Currently, I chose to compare ScyllaNet-S size of the model with YOLOv8-M. Note that ScyllaNet-S is much faster than YOLOv8-M, achieving an inference speed of 0.87 ms per frame using FP32, compared to YOLOv8-M's 1.83 ms per frame using FP16.

The current ScyllaNet model has an improved architecture. I also updated the SIoU loss, which was previously asymmetric. After the update, I conducted the simulation experiment as before, but this time for about 150 epochs. Below are plots of comparison for conventionally used CIoU loss and SIoU loss, developed by us.
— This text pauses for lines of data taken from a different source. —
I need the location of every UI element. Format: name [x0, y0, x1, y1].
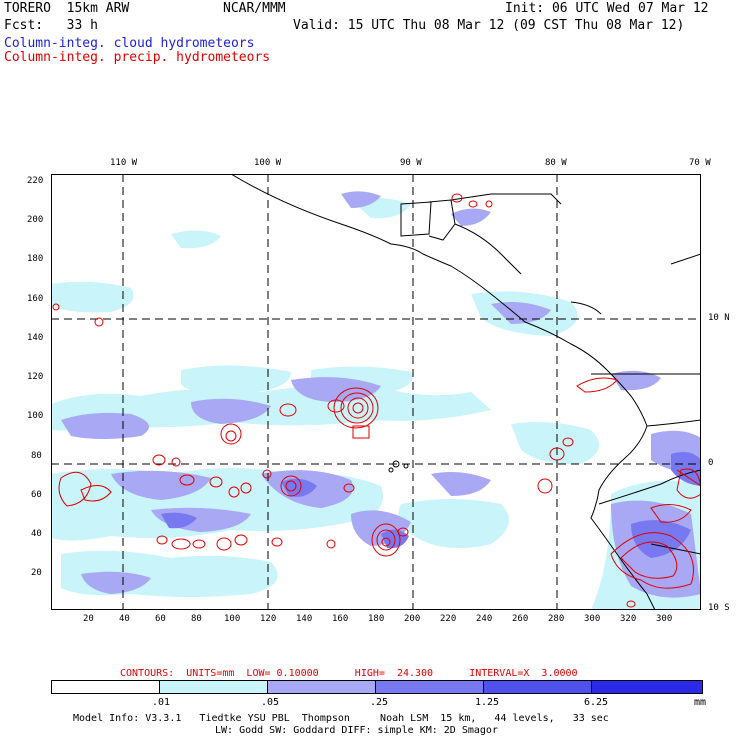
init-time: Init: 06 UTC Wed 07 Mar 12: [505, 1, 709, 16]
model-title: TORERO 15km ARW: [4, 1, 130, 16]
x-tick: 260: [512, 614, 529, 624]
field-precip-label: Column-integ. precip. hydrometeors: [4, 50, 271, 65]
colorbar-swatch: [159, 680, 268, 694]
colorbar-label: 1.25: [475, 697, 500, 708]
lon-label-80w: 80 W: [545, 158, 567, 168]
lon-label-110w: 110 W: [110, 158, 138, 168]
colorbar-label: 6.25: [584, 697, 609, 708]
colorbar-swatch: [51, 680, 160, 694]
lon-label-70w: 70 W: [689, 158, 711, 168]
colorbar-swatch: [483, 680, 592, 694]
valid-time: Valid: 15 UTC Thu 08 Mar 12 (09 CST Thu …: [293, 18, 685, 33]
x-tick: 80: [191, 614, 202, 624]
y-tick: 180: [27, 254, 44, 264]
x-tick: 160: [332, 614, 349, 624]
x-tick: 300: [584, 614, 601, 624]
x-tick: 60: [155, 614, 166, 624]
lat-label-10n: 10 N: [708, 313, 730, 323]
x-tick: 200: [404, 614, 421, 624]
x-tick: 20: [83, 614, 94, 624]
x-tick: 180: [368, 614, 385, 624]
lon-label-100w: 100 W: [254, 158, 282, 168]
colorbar-units: mm: [694, 697, 707, 708]
coastlines: [230, 174, 701, 610]
x-tick: 140: [296, 614, 313, 624]
model-info-line1: Model Info: V3.3.1 Tiedtke YSU PBL Thomp…: [73, 713, 609, 724]
y-tick: 220: [27, 176, 44, 186]
y-tick: 60: [31, 490, 42, 500]
org-label: NCAR/MMM: [223, 1, 286, 16]
colorbar-label: .05: [261, 697, 280, 708]
lon-label-90w: 90 W: [400, 158, 422, 168]
x-tick: 220: [440, 614, 457, 624]
colorbar-swatch: [591, 680, 703, 694]
colorbar-label: .25: [370, 697, 389, 708]
contours-info: CONTOURS: UNITS=mm LOW= 0.10000 HIGH= 24…: [120, 668, 578, 679]
forecast-hour: Fcst: 33 h: [4, 18, 98, 33]
field-cloud-label: Column-integ. cloud hydrometeors: [4, 36, 255, 51]
y-tick: 140: [27, 333, 44, 343]
x-tick: 280: [548, 614, 565, 624]
x-tick: 240: [476, 614, 493, 624]
x-tick: 120: [260, 614, 277, 624]
lat-label-0: 0: [708, 458, 714, 468]
x-tick: 100: [224, 614, 241, 624]
y-tick: 20: [31, 568, 42, 578]
precip-contours: [52, 193, 701, 608]
x-tick: 320: [620, 614, 637, 624]
lat-label-10s: 10 S: [708, 603, 730, 613]
model-info-line2: LW: Godd SW: Goddard DIFF: simple KM: 2D…: [215, 725, 498, 736]
colorbar-swatch: [375, 680, 484, 694]
y-tick: 200: [27, 215, 44, 225]
y-tick: 160: [27, 294, 44, 304]
y-tick: 40: [31, 529, 42, 539]
latlon-grid: [51, 174, 701, 610]
y-tick: 100: [27, 411, 44, 421]
y-tick: 120: [27, 372, 44, 382]
colorbar-swatch: [267, 680, 376, 694]
colorbar: [51, 680, 703, 694]
y-tick: 80: [31, 451, 42, 461]
x-tick: 300: [656, 614, 673, 624]
forecast-map: [51, 174, 701, 610]
x-tick: 40: [119, 614, 130, 624]
colorbar-label: .01: [152, 697, 171, 708]
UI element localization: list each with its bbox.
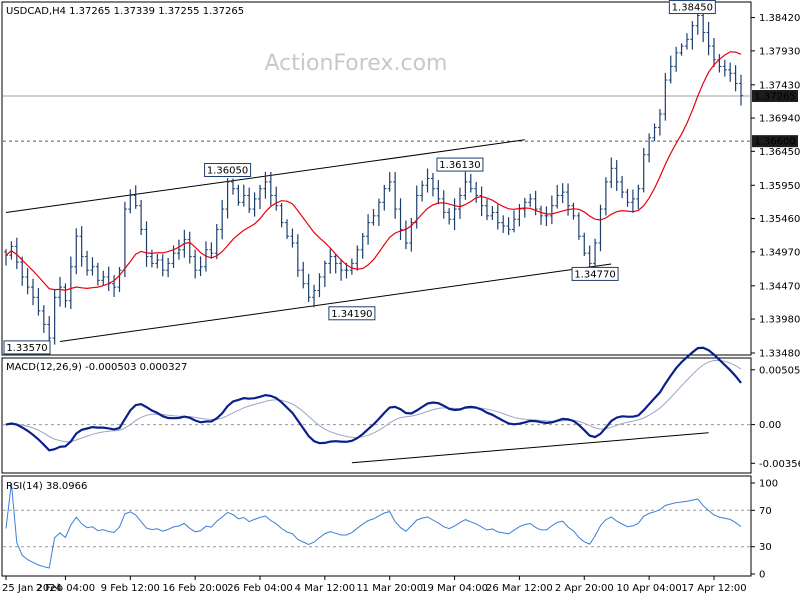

As you can see above, the error distribution from simulations resembles more of a symmetrical paraboloid than before, indicating that it will optimize each box similarly from every angle. Except for updating the loss and architecture, we also updated our model optimizer. Previously, we employed a genetic algorithm, which converged effectively but was somewhat slow. Instead, we are now using the Tree-structured Parzen Estimator. This algorithm builds a probabilistic model of the objective function and iteratively improves this model to focus the search on promising regions of the hyperparameter space. Here are the graphs depicting the development of metrics through the training epochs and the F1 confidence curves.

Let’s check detections produced with ScyllaNet-S using our latest trained model.

Clearly, there are significant improvements over the YOLOv8-M: more objects detected in the crowd, many smaller objects correctly identified, and correct bounding boxes in the last image.

Finally, let's see how our solution will perform on a 'challenging' image from a fish eye camera.

Clearly, better. Yet it is not perfect. The person is not detected, indicating that perhaps it is challenging to develop a model capable of detecting this person solely using the COCO dataset. However, the path we have taken so far highlights that the model architecture is definitely key in this field. At Scylla, our goal is not only to collect data but also to create the best possible models and training routines to learn from that data.